Görüldüğü gibi, hükmün açıklanmasının geri bırakılmasına karar verilebilmesi için, sanığın hükmün açıklanmasının geri bırakılmasını kabul etmiş bulunmasının yanında, suça ve sanığa ilişkin bütün objektif şartların gerçekleşmiş olması yeterli değildir. Ayrıca mahkemenin, sanığın kişilik özellikleri ile duruşmadaki tutum ve davranışlarını göz önünde bulundurarak ileride yeniden suç işlemeyeceği hususunda olumlu bir kanaate varması da gereklidir. Böylece kanun koyucu, suça ve faile ilişkin bütün objektif şartları taşıyan herkes için otomatik olarak hükmün açıklanmasının geri bırakılmasına karar verilmesini kabul etmemiş, mahkemeye belirli ölçüler içerisinde bir takdir hakkı tanımıştır.
Ancak Anayasanın 141/3. maddesinde, mahkemelerin her türlü kararlarının gerekçeli olarak yazılacağı düzenlemesine yer verilmiş olup, gerekçenin kanuni, yeterli, dosya içeriğine uygun ve denetime elverişli olması gerekmektedir.

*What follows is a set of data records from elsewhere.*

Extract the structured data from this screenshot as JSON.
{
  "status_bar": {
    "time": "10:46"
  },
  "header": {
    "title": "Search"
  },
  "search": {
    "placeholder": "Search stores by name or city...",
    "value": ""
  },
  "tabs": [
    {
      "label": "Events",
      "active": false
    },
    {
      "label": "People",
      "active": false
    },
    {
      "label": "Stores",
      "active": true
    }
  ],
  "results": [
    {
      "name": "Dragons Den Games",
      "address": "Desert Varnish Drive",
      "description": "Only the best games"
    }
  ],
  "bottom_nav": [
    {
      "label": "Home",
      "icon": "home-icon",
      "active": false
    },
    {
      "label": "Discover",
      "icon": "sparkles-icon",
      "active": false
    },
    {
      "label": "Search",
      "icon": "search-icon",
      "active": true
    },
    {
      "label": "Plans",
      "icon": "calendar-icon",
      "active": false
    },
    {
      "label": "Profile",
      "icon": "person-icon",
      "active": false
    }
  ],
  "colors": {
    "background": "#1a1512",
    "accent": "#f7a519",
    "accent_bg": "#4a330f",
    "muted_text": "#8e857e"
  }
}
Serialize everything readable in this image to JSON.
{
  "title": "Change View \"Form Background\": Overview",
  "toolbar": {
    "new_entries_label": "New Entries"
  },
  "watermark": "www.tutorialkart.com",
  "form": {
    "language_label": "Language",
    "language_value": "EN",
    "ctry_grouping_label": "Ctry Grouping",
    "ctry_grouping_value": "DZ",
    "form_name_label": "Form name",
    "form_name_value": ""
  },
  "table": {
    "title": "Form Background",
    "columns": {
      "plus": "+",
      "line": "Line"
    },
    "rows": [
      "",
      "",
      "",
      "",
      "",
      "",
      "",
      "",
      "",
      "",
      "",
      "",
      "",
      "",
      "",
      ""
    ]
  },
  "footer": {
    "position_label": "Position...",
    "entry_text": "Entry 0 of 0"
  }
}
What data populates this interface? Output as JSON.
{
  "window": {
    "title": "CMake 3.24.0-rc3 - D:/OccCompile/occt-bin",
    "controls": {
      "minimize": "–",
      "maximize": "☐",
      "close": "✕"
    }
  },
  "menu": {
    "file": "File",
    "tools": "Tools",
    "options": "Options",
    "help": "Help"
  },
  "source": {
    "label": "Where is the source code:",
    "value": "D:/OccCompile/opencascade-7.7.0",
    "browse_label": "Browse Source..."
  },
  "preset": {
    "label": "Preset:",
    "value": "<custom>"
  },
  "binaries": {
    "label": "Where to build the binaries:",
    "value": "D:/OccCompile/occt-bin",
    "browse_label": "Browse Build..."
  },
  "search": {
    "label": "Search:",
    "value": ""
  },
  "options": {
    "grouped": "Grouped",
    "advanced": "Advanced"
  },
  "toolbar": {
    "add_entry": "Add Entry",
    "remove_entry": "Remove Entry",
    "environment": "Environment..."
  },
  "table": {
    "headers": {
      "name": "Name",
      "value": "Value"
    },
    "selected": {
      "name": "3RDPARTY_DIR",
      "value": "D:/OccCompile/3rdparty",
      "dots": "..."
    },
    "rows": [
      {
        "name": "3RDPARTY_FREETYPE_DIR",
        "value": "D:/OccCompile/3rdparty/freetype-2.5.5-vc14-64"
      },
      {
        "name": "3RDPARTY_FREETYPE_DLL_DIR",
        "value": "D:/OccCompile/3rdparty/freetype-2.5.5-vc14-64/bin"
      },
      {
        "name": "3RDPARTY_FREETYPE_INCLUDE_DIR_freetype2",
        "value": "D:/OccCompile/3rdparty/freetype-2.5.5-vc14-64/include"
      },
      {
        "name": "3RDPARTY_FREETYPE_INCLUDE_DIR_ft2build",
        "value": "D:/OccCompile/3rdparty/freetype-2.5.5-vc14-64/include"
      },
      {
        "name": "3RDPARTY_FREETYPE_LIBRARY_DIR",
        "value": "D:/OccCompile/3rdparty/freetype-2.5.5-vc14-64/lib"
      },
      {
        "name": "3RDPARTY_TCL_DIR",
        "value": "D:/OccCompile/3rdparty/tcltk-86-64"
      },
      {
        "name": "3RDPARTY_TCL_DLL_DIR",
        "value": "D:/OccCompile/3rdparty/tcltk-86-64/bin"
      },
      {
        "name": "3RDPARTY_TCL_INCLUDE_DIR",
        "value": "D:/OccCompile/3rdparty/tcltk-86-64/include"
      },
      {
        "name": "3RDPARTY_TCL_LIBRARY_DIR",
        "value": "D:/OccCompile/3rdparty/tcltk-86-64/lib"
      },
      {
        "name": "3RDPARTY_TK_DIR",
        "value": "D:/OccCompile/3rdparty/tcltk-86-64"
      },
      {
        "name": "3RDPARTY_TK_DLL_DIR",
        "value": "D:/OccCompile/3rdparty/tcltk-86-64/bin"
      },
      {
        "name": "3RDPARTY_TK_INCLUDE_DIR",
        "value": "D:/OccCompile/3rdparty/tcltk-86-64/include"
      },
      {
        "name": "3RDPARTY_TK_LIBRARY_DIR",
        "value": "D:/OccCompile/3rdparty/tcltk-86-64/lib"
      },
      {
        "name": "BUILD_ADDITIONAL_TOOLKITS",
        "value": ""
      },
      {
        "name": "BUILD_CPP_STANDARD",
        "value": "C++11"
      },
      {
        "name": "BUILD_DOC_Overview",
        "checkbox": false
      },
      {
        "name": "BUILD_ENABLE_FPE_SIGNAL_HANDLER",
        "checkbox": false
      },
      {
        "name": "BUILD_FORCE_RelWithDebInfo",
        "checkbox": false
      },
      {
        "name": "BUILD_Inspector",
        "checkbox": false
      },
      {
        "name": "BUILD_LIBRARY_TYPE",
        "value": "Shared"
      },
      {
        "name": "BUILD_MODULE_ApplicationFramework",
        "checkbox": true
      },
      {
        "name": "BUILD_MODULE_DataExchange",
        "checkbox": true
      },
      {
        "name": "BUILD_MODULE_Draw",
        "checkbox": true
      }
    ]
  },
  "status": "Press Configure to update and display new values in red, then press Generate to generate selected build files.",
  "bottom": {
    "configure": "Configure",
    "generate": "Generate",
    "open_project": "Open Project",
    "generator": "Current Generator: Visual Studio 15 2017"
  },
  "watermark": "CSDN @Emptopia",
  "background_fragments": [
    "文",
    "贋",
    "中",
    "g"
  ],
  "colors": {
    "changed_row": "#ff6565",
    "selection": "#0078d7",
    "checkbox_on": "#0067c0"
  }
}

Uyuşmazlık bu açıklamalar ışığında değerlendirildiğinde;
Yerel mahkemece, adli sicil kaydında geçmiş hükümlülüğü bulunmayan, aşamalarda suçunu tevilli de olsa kabul eden, üzerine atılı suçun niteliği gereği karşılayabileceği bir zarar bulunmayan ve yargılama sürecine ilişkin dosyaya herhangi bir olumsuz davranışı yansımayan sanık hakkında, "suçun işleniş biçimi, suçun işlendiği yer ve zaman, suçun konusu, sanığın güttüğü amaç ve saik" göz önüne alınarak asgari hadden ceza tayin edildikten sonra, "fiilden sonra ve yargılama sürecindeki davranışları, cezanın geleceği üzerindeki etkileri" gerekçesiyle takdiri indirim hükümleri uygulanmış, hapis cezasının paraya çevrilmesi sırasında; "hürriyeti bağlayıcı cezasının süresi, kişiliği, ekonomik ve diğer şahsi halleri ve suç işleme hususundaki özellikler" olumlu bulunarak lehine değerlendirme yapılmış ve adli para cezası taksitlendirilmiş iken, hükmün açıklanmasının geri bırakılmasının sübjektif şartı bakımından; "suçun işleniş biçimi, ileride bir daha suç işlemeyeceği yönünde kanaat gelmediği" gerekçe gösterilerek, hükmün açıklanmasının geri bırakılmasına yer olmadığına karar verilmek suretiyle çelişkiye neden olunmuş, suçun işleniş biçimi ile hangi olumsuz davranışlarının ileride bir daha suç işlemeyeceği kanaatinin oluşmasına neden olduğu hususu da kanuni, yeterli, dosya muhtevasıyla uyumlu ve denetime elverişli bir biçimde açıklanmamıştır.
Bu nedenle, yerel mahkeme tarafından hükmün açıklanmasının geri bırakılmasına yer olmadığına karar verilirken gösterilen gerekçe kanuni, yeterli ve dosya kapsamıyla uyumlu olmadığından, bu kararın bozulmasına ilişkin Özel Daire kararında bir isabetsizlik bulunmamaktadır.
Bu itibarla, itirazın reddine karar verilmelidir.
Çoğunluk görüşüne katılmayan sekiz Genel Kurul Üyesi; "itirazın kabulüne karar verilmesi gerektiği" düşüncesiyle karşıoy kullanmıştır.
SONUÇ:
Açıklanan nedenlerle;
1- Yargıtay Cumhuriyet Başsavcılığı itirazının REDDİNE,
2- Dosyanın mahalline gönderilmek üzere Yargıtay Cumhuriyet Başsavcılığına TEVDİİNE, 10.06.2014 tarihinde yapılan müzakerede oyçokluğuyla karar verildi.